Screening skin checks justified for redheads with moles: Queensland study

Skin cancers

By Michael Woodhead

22 Mar 2019

The melanoma risk factors of high naevus count, red hair alleles and the freckling pale skin associated with the MC1R genotype act synergistically to confer an extremely high lifetime risk of melanoma that warrants intensive screening, Queensland dermatologists say.

While these risk factors are well known to individually increase risk of melanoma, the Brisbane Naevus Morphology Study has shown that in combination they confer a 25-fold  or higher increased melanoma risk compared to people with fewer risk factors.

For Queensland residents this translates into an absolute risk of melanoma of 23.3% for males and 19.3% for females, according to findings published by Associate Professor David Duffy and Professor Peter Soyer from the  Dermatology Research Centre, The University of Queensland Diamantina Institute.

In their analysis of data from 1267 patients treated for melanoma at dermatology clinics in Brisbane they found that compared to individuals with dark brown hair and 0-4 naevi, individuals with red hair and 20+ naevi had a 10-fold high risk of melanoma (Odds Ratio 10.0).

Individuals with the MC1R R/R genotype and 20+ naevi ≥5mm had a 25-fold higher risk of melanoma (OR 25.1) compared to MCR1 WT/WT individuals with 0-4 naevi.

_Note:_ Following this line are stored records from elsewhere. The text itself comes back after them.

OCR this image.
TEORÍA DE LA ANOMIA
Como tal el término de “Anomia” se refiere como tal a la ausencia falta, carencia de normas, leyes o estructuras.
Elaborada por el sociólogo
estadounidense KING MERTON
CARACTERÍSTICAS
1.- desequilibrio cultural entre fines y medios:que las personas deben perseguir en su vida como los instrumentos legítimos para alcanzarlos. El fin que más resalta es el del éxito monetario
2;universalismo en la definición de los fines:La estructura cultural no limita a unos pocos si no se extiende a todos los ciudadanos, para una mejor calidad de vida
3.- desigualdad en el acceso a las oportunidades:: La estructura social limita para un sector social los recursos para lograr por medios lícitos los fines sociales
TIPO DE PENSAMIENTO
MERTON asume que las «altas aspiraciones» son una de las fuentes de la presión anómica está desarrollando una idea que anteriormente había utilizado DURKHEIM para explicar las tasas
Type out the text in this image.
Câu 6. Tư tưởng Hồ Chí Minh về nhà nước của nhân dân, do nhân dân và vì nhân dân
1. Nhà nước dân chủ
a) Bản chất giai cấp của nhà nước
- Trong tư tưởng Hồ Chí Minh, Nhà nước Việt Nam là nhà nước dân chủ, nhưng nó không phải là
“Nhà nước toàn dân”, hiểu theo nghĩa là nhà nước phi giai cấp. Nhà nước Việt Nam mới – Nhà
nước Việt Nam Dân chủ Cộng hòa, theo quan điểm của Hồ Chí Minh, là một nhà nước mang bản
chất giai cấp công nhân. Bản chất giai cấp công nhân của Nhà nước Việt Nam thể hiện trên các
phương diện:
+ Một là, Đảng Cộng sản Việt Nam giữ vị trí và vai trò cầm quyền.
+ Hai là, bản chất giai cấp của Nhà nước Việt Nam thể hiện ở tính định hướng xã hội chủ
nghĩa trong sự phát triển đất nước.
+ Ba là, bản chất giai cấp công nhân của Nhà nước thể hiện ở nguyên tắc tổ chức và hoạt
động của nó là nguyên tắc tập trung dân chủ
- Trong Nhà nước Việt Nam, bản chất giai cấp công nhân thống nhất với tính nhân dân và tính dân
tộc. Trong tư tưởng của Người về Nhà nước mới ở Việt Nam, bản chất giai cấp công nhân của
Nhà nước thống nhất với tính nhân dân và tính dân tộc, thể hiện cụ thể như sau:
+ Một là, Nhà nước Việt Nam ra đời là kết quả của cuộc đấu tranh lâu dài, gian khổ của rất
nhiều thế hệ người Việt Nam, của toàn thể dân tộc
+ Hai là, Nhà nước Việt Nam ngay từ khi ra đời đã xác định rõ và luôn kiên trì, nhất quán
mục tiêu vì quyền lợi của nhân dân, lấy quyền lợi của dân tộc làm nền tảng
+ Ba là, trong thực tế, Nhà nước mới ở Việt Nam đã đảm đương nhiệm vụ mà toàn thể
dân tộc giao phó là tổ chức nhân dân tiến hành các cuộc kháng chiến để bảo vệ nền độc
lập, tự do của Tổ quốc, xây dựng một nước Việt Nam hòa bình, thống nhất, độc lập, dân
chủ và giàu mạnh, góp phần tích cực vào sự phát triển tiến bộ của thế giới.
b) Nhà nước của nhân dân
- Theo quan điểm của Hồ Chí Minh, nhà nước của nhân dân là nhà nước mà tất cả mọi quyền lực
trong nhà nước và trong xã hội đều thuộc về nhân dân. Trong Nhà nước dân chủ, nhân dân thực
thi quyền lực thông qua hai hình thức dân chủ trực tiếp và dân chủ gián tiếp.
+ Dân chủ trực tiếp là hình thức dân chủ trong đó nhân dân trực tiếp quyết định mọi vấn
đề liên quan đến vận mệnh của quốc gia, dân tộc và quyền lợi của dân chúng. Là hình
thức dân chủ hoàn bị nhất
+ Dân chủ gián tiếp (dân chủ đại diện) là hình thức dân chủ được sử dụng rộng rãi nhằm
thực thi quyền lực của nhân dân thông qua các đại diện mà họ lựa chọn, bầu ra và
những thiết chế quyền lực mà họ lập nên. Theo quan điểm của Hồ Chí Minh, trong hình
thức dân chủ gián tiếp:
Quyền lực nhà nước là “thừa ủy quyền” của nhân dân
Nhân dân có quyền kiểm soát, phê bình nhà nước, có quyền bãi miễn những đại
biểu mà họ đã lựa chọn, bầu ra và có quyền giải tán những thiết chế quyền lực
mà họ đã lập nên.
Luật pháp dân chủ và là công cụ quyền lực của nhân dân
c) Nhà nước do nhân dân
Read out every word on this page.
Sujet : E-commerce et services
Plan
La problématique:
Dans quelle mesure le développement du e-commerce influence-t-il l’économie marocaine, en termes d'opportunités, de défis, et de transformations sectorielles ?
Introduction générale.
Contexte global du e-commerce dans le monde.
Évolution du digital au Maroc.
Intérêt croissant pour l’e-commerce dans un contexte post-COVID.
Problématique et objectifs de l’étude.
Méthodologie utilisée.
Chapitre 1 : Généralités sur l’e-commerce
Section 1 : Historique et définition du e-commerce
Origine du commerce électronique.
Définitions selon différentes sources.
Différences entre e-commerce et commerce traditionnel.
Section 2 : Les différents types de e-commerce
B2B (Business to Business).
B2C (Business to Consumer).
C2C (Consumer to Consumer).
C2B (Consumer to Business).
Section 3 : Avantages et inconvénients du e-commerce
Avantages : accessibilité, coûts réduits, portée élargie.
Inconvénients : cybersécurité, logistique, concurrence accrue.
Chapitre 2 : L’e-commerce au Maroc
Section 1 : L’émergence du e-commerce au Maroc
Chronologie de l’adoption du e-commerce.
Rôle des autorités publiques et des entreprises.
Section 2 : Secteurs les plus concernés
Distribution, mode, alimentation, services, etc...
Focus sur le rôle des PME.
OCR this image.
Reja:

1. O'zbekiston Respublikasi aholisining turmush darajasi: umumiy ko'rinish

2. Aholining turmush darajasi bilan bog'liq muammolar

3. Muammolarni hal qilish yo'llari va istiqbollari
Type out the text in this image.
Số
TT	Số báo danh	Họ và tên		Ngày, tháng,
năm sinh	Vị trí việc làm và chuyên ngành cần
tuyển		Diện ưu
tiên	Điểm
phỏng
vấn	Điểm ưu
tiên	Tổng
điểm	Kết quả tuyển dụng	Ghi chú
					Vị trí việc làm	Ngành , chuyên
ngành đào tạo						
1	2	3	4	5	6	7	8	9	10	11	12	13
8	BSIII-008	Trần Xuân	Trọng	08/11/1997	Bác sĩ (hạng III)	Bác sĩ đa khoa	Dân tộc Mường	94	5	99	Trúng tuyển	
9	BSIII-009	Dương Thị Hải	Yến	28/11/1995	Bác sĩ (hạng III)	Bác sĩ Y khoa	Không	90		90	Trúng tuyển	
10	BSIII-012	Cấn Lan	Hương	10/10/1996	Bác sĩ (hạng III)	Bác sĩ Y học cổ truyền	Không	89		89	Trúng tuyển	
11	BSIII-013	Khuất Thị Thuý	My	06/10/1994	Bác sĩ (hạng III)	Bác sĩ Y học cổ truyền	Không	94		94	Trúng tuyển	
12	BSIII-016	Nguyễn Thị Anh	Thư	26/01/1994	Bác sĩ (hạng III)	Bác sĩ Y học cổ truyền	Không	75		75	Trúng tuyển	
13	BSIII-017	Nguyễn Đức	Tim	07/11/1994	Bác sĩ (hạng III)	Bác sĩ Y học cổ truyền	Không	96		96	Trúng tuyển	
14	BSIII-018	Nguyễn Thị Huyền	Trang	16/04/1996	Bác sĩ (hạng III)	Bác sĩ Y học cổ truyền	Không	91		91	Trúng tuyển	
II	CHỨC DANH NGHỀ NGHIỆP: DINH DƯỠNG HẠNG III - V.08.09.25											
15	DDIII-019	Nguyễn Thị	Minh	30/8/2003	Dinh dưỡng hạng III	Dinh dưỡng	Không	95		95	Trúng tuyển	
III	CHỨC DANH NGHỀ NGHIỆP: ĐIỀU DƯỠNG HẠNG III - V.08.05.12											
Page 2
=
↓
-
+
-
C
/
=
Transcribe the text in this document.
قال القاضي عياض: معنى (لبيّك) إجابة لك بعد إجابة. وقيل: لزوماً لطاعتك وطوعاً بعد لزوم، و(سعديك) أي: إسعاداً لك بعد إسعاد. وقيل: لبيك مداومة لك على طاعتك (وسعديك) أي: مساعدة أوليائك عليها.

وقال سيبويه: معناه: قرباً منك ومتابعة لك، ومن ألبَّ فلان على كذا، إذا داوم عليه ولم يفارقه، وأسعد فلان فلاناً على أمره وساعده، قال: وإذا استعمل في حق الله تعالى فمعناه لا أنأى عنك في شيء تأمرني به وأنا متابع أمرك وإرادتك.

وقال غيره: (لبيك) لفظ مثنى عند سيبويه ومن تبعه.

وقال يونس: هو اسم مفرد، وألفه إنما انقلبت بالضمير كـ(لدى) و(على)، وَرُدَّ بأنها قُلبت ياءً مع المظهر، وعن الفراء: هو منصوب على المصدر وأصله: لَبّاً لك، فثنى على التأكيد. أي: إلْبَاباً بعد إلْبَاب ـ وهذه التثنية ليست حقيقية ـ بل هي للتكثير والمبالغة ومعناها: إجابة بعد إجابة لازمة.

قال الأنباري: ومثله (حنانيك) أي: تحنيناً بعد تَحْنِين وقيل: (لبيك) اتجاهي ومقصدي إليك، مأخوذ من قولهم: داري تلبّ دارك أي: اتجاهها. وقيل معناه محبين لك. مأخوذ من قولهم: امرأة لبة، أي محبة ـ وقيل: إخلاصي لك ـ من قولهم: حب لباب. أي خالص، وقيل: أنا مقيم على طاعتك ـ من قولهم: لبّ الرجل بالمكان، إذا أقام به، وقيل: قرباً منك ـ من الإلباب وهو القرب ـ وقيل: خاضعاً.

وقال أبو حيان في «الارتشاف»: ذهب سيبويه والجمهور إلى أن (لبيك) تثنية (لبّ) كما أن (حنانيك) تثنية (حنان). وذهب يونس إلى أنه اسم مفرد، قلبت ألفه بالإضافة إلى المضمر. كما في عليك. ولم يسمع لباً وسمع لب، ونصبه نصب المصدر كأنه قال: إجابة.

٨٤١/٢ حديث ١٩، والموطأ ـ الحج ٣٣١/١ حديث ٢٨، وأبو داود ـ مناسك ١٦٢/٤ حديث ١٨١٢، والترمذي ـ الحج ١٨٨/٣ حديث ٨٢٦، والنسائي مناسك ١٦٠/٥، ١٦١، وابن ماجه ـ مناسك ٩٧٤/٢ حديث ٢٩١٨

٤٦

The highest risk group was men with MC1R R/R genotype and 20+ moles, who had an absolute risk of melanoma to age 75 of 23.3%, compared to 0.8% for men with MCR1 WT/WT genotype and 0-4 naevi.

“Patients with many large naevi and the red hair colour phenotype, particularly those with an MC1 RR/R genotype, have an unusually high risk of melanoma,” they wrote.

The synergistic effects of the risk factors create a population who would be suitable for regular melanoma screening, they suggest.

“While regular screening of the general population is not recommended, several national bodies do recommend physician-led screening for people in high risk groups, as this approach can improve the benign-to-malignant ratio of excisions, improve early detection rates, and reduce overall costs by preventing the need for high-cost treatment of metastatic melanoma,” they noted.

“In a high UV environment this risk [for those with combined risk factors] exceeds the threshold recommended for screening in other cancers, and such individuals should undergo intensive, regular physician-led surveillance,” they conclude.

The results are published in the British Journal of Dermatology.